Lipstick Lobotomy Reviews
Chicago Reader- Highly Recommended
"...The conflict between the desire to be like everyone else and to hold on to what makes one unique is an evergreen problem, given a twist in Knight's cheerfully tragic text. Each era has its quack cures that look barbaric in hindsight. I have no doubt that many 2020 treatments for mental and emotional troubles will be considered savage and inept within a couple decades. So cutting out chunks of brain matter to make women behave is, sadly, not as outlandishly archaic as it should be. The horrific final image of a roomful of patients dancing and singing in grotesque smile masks is now lodged in my head like a bad dream."
Windy City Times- Recommended
"...Kate Hendrikson's direction is additionally enlivened by such presentational devices as grotesque fixed-smile masks, Brechtian title cards and age/ethnic-fluid casting, but what remains in our memories afterward (besides a deep suspicion of medical science) is the empathy generated by Ann Sonneville and Abby Blankenship in the roles of the forlorn damsels whose thwarted potential might have brought them peace and contentment in a more enlightened world."
Around The Town Chicago- Highly Recommended
"...A play about Rosemary Kennedy is obviously not a happy one. But Lipstick Lobotomy, now in its world premiere at Trapdoor Theatre, is a touching story about friendship as much as it is an examination of the social forces driving medical disaster. Playwright Krista Knight was struck by inspiration after studying the journals of her great aunt, Virginia Harrison Hamann, who suffered from severe depression but craved connection to others and was a contemporary of Rosemary Kennedy's. Knight imagines what might have happened if their lives had intersected, at the difficult juncture of desperation, conformity, and tragic error."
Rescripted- Recommended
"...The lack of forward momentum in the first half works against the show's emotional pace. By the time we reach the tightening vice of the story's climax, complete with moments of medical horror choreographed with painful realism by violence/intimacy designer Bill Gordon, the tension doesn't feel quite earned. Still, Lipstick Lobotomy is worth seeing for the excellent dialogue, delightful humor and heart, and important observations about misogyny and mental illness."

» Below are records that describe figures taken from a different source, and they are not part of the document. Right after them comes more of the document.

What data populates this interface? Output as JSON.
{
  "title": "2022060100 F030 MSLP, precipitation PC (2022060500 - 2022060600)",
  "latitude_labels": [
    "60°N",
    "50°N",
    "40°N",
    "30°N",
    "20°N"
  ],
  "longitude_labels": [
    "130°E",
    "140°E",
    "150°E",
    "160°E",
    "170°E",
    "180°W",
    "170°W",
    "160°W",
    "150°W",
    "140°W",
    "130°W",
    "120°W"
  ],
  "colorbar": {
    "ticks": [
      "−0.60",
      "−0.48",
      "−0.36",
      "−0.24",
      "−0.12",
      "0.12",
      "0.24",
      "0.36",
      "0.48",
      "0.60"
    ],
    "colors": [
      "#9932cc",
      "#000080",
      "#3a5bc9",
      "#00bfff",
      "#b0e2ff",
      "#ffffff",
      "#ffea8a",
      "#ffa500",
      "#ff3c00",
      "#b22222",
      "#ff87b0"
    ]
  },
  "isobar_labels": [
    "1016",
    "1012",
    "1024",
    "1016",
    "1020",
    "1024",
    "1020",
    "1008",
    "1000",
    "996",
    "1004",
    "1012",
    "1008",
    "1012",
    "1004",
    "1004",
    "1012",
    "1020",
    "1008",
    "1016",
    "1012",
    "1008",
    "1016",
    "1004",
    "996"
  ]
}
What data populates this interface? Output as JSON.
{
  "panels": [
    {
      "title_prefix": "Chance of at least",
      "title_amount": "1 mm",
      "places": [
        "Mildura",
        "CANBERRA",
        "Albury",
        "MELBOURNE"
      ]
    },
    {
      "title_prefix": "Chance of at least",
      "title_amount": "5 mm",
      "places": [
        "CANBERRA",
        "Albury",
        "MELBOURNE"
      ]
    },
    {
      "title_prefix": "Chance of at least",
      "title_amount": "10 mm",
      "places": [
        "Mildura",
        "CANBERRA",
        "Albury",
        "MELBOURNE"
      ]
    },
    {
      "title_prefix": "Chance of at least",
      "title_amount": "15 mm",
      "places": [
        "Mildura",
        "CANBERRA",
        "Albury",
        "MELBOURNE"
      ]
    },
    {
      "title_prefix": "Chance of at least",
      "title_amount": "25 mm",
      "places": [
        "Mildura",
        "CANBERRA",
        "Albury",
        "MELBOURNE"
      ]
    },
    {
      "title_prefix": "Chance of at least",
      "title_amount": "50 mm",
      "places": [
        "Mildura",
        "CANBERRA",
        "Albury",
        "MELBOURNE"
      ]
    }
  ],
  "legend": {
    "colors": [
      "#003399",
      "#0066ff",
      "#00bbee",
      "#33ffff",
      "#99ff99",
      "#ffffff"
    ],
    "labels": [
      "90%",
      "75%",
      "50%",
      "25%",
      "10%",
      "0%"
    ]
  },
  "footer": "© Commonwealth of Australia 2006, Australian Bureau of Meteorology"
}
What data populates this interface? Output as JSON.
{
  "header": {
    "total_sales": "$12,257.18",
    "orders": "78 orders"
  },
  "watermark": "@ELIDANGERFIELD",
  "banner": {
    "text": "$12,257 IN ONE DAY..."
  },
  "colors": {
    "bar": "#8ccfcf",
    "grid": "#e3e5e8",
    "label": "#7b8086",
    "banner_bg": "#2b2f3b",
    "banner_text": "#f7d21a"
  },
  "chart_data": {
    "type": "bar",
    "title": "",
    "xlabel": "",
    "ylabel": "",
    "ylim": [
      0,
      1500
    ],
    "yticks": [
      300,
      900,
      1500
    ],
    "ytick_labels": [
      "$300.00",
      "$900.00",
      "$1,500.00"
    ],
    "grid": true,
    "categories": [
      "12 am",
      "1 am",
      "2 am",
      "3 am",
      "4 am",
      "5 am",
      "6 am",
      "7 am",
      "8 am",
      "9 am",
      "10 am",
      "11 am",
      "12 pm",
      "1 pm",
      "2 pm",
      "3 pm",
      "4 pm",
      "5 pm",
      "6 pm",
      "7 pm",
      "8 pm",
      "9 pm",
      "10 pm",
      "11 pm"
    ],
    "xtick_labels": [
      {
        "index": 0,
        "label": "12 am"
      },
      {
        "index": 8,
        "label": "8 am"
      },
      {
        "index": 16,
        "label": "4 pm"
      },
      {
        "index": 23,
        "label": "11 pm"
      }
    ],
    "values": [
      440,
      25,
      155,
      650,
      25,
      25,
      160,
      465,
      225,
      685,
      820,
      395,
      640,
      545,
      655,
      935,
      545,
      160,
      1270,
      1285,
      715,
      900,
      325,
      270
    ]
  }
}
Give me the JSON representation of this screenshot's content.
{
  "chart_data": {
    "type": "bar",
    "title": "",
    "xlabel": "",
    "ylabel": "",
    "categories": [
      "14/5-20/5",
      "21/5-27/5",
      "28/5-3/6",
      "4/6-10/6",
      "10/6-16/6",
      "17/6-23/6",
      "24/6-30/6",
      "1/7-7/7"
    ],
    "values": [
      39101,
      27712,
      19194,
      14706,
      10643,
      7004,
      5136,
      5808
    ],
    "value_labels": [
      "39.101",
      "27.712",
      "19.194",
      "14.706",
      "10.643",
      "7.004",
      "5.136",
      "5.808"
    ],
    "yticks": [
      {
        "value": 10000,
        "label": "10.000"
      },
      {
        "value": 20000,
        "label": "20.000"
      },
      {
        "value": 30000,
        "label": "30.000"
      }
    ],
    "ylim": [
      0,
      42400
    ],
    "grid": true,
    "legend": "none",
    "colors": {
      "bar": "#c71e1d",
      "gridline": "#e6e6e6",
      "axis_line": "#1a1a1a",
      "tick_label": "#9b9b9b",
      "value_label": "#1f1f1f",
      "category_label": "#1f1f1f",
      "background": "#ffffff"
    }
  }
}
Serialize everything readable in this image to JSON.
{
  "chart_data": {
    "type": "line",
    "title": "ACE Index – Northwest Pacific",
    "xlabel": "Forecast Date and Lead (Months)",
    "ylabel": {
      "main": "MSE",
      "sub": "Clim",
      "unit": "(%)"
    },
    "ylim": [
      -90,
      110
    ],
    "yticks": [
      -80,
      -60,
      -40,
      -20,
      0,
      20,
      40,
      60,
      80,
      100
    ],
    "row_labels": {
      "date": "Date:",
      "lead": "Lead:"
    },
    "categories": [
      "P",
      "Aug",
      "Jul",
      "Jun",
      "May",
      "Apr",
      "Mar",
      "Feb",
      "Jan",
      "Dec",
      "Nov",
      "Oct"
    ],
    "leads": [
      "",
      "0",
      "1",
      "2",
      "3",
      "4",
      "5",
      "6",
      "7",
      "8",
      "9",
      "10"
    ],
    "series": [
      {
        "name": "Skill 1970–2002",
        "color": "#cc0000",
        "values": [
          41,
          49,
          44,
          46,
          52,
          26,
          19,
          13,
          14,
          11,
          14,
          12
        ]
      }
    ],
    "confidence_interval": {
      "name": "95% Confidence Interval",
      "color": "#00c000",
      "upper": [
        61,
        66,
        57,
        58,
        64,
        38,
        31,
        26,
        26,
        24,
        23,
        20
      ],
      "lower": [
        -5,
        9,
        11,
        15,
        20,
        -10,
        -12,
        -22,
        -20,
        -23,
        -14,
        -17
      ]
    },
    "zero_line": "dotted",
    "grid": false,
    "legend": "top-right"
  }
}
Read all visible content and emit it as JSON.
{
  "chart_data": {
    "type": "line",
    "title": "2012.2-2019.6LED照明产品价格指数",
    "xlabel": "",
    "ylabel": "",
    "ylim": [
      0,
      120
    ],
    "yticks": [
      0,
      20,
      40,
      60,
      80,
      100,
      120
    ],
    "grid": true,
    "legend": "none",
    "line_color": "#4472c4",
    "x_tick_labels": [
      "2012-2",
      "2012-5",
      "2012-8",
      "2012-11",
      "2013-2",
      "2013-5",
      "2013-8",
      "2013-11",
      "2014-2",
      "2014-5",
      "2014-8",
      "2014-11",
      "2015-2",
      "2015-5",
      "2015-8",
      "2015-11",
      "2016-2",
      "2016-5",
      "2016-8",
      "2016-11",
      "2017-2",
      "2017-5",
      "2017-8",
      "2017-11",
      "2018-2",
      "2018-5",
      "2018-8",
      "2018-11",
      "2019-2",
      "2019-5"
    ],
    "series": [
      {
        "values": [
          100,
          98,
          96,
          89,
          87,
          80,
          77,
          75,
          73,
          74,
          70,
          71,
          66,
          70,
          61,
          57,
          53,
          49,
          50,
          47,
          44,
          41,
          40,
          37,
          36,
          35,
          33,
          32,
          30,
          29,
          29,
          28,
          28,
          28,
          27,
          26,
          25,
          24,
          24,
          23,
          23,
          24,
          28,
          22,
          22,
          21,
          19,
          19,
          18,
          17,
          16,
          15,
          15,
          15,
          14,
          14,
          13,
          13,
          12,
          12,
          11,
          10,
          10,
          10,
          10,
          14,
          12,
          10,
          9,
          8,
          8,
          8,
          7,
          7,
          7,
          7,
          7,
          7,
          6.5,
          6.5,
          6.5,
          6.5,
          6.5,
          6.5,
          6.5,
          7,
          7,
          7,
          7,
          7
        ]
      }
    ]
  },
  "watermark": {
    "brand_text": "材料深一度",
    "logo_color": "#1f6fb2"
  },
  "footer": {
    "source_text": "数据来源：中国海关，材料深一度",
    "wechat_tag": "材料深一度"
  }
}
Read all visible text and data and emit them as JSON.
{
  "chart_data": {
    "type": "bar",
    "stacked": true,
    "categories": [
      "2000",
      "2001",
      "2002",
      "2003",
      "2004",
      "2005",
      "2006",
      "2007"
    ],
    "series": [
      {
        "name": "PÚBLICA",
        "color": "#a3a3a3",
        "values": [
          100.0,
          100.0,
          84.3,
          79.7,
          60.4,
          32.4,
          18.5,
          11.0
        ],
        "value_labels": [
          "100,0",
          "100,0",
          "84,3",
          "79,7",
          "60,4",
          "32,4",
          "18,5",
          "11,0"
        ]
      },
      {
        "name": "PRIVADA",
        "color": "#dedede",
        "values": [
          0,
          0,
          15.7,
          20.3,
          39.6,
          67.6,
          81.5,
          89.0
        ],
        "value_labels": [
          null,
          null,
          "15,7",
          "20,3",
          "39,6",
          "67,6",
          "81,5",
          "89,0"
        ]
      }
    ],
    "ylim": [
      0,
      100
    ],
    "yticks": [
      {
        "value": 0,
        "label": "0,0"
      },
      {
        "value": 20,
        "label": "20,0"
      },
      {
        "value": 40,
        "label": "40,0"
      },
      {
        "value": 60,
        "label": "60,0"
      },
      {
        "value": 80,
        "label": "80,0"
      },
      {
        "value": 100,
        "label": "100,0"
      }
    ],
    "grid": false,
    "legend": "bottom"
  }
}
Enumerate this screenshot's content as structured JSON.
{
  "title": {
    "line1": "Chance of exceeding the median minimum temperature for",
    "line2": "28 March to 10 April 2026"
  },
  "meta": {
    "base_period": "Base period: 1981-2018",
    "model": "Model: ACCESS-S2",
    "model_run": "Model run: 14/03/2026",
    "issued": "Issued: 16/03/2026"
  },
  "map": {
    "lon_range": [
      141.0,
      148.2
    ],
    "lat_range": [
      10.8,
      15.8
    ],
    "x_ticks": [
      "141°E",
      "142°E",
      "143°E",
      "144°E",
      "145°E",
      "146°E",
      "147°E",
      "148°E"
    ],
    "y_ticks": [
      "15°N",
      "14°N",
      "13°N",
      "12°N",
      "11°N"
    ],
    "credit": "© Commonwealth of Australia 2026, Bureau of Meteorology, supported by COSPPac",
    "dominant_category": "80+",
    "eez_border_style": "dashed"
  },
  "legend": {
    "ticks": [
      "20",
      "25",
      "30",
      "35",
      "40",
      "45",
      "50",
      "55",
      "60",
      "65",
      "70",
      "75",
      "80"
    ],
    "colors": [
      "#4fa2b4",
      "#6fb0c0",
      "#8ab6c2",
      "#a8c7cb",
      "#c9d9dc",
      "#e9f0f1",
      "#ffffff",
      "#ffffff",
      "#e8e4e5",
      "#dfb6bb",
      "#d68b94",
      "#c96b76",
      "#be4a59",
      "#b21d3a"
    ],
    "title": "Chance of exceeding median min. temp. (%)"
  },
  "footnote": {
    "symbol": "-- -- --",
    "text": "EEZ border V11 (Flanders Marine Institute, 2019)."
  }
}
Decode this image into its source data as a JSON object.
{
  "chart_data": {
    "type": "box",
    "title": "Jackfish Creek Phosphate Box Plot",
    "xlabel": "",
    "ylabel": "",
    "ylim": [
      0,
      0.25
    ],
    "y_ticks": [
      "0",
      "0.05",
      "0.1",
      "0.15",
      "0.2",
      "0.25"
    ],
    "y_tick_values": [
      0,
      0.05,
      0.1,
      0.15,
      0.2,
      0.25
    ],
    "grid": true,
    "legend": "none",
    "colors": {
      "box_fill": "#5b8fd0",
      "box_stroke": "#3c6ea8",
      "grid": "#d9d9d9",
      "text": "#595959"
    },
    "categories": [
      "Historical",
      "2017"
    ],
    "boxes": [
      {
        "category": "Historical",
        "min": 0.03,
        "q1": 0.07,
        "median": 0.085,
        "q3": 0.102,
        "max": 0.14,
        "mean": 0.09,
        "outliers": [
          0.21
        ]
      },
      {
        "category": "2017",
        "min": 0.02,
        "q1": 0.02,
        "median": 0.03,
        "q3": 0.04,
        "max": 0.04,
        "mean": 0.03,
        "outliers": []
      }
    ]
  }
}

Third Coast Review- Recommended
"...Trap Door Theatre’s latest production is the enchantingly titled Lipstick Lobotomy by playwright Krista Knight, directed by Kate Hendrickson. It’s a half-true, half-imagined story of friendship between John F. Kennedy’s younger sister Rosemary (Abby Blankenship) and the playwright’s great aunt Ginny (Ann Sonneville), both patients in an elite mental institution, the kind of place where wealthy families could stow away disabled family members. Set in 1941, it’s also a lesson in the horrific history of medical science and mental illness. The world premiere production is a sensitive look at peculiar psychomedicine and treatment of women 80 years ago."
Chicago On Stage- Highly Recommended
"...Lipstick Lobotomy isn’t a comfortable play, especially since we know what ends up happening to Rosemary, but Hendrickson and Trap Door make Knight’s homage to her great aunt a powerful and important one. It’s a far more straight-forward show than the adventurous Trap Door usually mounts, despite the stylized movements, and one that serves as a stark reminder of the terrible pain of mental illness and the awesome horrors that medical science has come up with over the years to deal with it. Especially when the sick person is female, doctors have again and again over centuries failed to understand and help, most often exacerbating the problem."